Davey became the first woman to head a Department of Medicine at a teaching hospital in Canada when Women's College Hospital became a teaching hospital fully affiliated with the University of Toronto in 1961. Finally, she held the position of Director of Medical Teaching, Out-Patient department from 1965 until her retirement in 1973.

== Personal life ==
She had two notable hobbies: baseball and gardening. According to a 1980 press release by Women's College Hospital after her death, “the rose garden in front of Women’s College Hospital [the former hospital building] was developed as a living tribute” to Davey.

== Retirement and legacy ==
Davey retired from Women's College Hospital in 1973. In honour of her legacy, Women's College Hospital established the Dr. Jean Davey Honorary Fund that same year in order to provide financial assistance to the employees of Women's College Hospital to further their education and upgrade their skills. Davey died on March 13, 1980.
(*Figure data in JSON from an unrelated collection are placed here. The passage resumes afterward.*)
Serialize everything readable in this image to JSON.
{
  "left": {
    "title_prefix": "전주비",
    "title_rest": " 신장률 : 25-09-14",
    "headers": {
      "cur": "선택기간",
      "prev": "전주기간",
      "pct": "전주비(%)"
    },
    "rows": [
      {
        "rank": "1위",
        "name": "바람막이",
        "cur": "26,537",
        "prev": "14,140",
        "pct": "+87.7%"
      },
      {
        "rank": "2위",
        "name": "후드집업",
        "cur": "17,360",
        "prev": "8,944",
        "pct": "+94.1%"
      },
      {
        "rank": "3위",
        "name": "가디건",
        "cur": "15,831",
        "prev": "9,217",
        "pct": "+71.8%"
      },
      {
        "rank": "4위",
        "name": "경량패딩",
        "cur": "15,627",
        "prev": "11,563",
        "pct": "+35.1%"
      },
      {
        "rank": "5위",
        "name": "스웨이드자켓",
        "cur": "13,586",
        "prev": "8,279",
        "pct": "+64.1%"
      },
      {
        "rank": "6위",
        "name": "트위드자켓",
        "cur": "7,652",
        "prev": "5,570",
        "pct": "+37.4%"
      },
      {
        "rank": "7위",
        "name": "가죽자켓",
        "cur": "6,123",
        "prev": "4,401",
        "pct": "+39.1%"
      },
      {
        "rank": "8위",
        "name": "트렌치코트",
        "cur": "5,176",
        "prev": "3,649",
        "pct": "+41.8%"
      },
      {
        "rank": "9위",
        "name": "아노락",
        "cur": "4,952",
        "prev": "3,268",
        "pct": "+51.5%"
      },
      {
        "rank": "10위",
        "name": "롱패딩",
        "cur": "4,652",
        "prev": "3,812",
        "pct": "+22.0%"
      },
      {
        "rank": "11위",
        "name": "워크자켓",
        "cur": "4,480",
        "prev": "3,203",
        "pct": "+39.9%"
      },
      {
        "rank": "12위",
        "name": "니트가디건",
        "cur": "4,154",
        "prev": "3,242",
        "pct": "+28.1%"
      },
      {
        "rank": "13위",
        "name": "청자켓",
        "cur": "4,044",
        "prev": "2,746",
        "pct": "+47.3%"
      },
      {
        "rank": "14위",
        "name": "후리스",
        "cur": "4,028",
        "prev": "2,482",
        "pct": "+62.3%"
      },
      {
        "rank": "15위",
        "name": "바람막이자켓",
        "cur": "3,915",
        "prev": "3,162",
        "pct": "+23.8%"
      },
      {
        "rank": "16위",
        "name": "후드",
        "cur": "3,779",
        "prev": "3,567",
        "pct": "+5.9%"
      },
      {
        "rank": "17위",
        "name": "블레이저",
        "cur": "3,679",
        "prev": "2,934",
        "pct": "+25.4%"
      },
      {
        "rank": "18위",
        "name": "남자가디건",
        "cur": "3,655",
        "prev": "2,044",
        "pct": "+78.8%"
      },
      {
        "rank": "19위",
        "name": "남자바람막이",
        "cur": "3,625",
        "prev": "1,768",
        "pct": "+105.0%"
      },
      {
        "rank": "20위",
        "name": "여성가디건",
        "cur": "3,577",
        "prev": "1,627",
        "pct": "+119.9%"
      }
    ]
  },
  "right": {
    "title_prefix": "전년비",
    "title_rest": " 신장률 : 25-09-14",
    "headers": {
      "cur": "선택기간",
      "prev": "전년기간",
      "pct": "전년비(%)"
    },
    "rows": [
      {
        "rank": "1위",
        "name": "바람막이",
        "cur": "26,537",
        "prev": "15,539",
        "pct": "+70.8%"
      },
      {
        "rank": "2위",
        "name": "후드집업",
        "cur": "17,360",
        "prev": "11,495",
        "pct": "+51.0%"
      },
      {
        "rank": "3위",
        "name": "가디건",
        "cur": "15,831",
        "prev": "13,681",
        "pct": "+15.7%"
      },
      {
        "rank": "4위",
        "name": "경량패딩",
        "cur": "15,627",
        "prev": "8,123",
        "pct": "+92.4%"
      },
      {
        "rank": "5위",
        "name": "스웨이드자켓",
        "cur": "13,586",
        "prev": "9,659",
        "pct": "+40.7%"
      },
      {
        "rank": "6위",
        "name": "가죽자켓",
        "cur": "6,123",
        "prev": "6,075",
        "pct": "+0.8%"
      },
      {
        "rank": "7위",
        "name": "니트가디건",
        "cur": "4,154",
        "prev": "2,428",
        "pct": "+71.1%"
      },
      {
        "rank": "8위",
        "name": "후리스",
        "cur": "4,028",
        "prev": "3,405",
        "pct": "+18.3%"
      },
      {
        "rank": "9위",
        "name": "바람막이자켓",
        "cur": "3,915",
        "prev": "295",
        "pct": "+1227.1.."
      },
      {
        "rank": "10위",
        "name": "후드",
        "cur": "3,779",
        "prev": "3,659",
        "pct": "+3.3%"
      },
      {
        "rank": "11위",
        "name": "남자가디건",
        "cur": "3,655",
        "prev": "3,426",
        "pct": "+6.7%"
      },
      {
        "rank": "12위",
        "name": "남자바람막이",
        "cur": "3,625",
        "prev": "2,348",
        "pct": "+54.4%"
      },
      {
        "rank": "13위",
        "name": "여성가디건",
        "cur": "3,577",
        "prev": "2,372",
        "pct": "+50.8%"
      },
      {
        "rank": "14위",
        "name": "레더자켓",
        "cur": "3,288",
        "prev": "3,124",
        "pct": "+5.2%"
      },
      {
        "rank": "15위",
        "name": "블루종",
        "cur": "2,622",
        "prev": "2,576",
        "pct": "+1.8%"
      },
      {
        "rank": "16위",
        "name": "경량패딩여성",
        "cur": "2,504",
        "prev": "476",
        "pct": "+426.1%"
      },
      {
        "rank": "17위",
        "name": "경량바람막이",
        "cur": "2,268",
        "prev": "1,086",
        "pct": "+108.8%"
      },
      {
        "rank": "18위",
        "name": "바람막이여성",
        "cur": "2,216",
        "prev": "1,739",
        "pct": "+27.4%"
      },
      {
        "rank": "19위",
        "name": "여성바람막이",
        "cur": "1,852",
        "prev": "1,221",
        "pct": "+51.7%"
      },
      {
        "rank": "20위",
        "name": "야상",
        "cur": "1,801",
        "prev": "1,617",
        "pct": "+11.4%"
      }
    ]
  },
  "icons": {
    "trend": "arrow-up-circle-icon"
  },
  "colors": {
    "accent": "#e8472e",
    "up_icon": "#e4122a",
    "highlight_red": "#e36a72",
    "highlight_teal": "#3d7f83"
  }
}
== Awards, recognitions, and memberships ==
On May 28, 1943, Davey was made an Officer of the Order of the British Empire in recognition of her exemplary wartime service. In 1973, she was awarded the Order of Canada in recognition of her outstanding medical and military careers. According to a tribute written by Dr. Walter Hannah “Davey received this award personally from the hands of the Governor General”.

She held several membership and leadership roles, including: a seat on the Board of Regents of Victoria University, National Medical Consultant at the Victorian Order of Nurses, President of the Medical Staff (at Women's College Hospital), Chairman of the Medical Advisory Committee (at Women's College Hospital) and Chief Examining Officer of the examining board of the Royal College of Physicians and Surgeons of Canada.

There is a Jean Davey Drive in the Barrhaven neighbourhood of Ottawa.